Officials at Chicago State University have backed away from a brief attempt to to ban reporters from this week's campus visits by two finalists for the school president's job.
CSU had previously supplied the schedule for each day-long visit to the Daily News and posted the same schedule on its Web site. Spokeswoman Patricia Arnold told the Daily News last week that all events on both days were open to the media. The school had also issued a statement pledging the search process would be “completely transparent.”
But in an e-mail yesterday afternoon, Arnold wrote that “the Chicago State University Board of Trustees is conducting all meetings with the candidates in executive session, including their visits on Monday and Tuesday.”
When the Daily News challenged CSU and suggested such a move would violate the state’s Open Meetings Act, the university reversed course.

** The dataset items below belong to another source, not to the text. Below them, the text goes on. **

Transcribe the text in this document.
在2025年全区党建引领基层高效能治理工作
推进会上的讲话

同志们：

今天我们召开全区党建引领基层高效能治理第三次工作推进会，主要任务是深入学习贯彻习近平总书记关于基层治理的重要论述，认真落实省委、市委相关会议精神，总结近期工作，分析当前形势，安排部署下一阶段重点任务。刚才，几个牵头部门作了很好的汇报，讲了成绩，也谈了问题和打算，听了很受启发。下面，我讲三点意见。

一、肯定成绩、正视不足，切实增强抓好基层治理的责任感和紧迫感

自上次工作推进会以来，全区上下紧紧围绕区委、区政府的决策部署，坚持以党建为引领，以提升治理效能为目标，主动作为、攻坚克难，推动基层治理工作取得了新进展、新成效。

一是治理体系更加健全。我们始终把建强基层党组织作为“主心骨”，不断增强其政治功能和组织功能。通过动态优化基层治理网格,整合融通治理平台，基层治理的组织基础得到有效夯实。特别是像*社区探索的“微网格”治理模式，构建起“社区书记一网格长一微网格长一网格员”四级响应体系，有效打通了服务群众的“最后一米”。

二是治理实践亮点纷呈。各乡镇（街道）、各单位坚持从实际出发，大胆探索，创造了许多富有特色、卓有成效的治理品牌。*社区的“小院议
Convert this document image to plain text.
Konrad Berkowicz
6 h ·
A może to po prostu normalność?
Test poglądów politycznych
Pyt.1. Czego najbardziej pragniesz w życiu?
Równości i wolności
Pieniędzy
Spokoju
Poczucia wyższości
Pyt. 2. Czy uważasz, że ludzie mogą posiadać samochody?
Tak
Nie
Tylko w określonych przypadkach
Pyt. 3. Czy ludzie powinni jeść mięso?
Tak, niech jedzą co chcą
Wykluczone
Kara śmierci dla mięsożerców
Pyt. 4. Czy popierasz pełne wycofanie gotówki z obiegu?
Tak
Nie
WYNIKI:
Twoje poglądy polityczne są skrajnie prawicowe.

“After relating your concerns to Dr. Finney, he has asked me to advise you that journalists may cover the candidates’ visits to campus,” Arnold wrote in an e-mail, referring to Rev. Leon Finney, the chairman of the school’s Board of Trustees.
Carol Adams, the secretary of the Illinois Department of Human Services, and Wayne Watson, the chancellor of the City Colleges of Chicago, are the two finalists to be CSU’s next president. During the visits, each will meet with faculty, student groups and administrators, and participate in community forums.
A petition circulated among students last week calling for interim president Frank Pogue to remain in office while a new and more public search process is started has garnered about 600 signatures so far, says student Elise Burks.
“There is a big uproar on campus about what’s happening,” she says.
Open government advocates question CSU's move to put candidate meetings under wraps.
“Chicago State University, which has suffered in its public image by failing to have open and transparent processes, would be well served to open up something such as its presidential candidates forums,” says Laurence Msall, the executive director of the Civic Federation, a government watchdog group.
Lucy Dalglish, the executive director of the Reporters Committee for Freedom of the Press, says CSU’s initial move raised First Amendment issues as well, since many of the events are open to all members of the campus community.
“They don’t get to decide, everyone in the public gets to come but not the media,” Dalglish says. “They don’t get to do that. Will they try it? Yeah, boneheaded public officials will try to pull that crap.”